High Frame Rate at the EBU UHDTV Voices and Choices Workshop
Members of BBC R&D recently attended the European Broadcasting Union's UHDTV: Voices & Choices workshop. This was an open event that gave public and private sector broadcasters, professional and consumer equipment manufacturers and movie makers the opportunity to meet and discuss the requirements for ultra-high definition (UHD) digital video, and share expectations about whether and when UHD might be adopted on different platforms and in different countries around the world. BBC R&D's Katy Noland presented recent work that asks how many frames per second are needed for UHD television.

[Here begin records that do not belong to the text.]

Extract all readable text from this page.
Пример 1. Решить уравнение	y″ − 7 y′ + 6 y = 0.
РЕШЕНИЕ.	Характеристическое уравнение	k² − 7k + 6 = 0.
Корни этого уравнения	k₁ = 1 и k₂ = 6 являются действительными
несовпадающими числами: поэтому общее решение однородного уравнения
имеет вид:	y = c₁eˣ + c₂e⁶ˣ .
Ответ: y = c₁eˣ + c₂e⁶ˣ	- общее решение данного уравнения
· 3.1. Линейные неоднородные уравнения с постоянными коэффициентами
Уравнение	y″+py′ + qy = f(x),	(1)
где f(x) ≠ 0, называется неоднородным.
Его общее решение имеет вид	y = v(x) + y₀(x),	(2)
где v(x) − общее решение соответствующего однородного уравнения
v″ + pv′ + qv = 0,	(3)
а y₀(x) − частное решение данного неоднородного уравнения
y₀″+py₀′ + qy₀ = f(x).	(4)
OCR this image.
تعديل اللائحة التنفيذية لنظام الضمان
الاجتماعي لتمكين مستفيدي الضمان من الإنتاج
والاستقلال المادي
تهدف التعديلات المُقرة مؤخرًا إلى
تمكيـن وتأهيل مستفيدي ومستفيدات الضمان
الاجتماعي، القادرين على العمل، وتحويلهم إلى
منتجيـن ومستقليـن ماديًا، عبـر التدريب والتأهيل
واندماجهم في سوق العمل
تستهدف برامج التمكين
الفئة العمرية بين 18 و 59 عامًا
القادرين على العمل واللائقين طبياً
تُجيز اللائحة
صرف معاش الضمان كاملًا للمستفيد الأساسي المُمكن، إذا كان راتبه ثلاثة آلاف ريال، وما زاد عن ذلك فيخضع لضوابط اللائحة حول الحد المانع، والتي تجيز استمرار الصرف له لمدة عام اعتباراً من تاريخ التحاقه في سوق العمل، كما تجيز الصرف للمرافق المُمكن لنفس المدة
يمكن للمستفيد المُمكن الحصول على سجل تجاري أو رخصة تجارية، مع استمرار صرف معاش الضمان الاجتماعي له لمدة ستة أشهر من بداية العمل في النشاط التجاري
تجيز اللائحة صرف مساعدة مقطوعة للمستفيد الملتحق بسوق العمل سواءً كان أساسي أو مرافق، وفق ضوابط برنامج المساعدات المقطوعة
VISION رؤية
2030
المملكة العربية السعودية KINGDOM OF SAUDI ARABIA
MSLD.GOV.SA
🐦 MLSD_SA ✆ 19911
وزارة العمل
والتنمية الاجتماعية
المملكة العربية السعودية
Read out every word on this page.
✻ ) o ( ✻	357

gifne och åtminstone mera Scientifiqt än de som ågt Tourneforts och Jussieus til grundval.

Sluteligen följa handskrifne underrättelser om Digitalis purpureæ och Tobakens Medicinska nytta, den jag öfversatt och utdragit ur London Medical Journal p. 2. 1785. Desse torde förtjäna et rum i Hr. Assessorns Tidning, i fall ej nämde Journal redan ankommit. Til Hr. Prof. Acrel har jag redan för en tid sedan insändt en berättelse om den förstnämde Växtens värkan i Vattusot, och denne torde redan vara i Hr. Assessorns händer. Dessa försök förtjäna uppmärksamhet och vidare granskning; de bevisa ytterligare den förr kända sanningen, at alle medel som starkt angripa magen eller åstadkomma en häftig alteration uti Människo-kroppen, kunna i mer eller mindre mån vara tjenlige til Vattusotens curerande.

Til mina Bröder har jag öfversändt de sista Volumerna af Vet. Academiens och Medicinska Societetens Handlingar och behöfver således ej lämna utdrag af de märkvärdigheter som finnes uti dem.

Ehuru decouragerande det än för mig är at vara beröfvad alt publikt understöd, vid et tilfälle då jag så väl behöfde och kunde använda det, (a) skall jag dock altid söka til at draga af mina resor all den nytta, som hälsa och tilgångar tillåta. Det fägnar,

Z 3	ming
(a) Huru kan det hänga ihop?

The proposed standard for UHD-1, defined in the ITU's BT.2020, has 3840x2160 pixels. That's twice the resolution of high definition (HD) in both the horizontal and vertical dimensions, so it promises fantastic image detail that's suitable for very large displays. However, as Andrew Cotton explained in a blog post last June, UHD is not only about spatial resolution, it is also a potential opportunity improve on other aspects of quality, such as the number of light levels (dynamic range), the range of different colours (colour gamut) and the immersiveness of the audio (with object coding or multichannel surround).
One factor that can make a particularly big difference to the perceived quality is the frame rate. BBC R&D presented pioneering work on higher frame rates in 2008, and more recent subjective tests from the EBU's Broadcast Technology Futures group support their findings that, for the majority of viewers, increasing the frame rate will provide a greater subjective improvement over HD than increasing spatial resolution alone.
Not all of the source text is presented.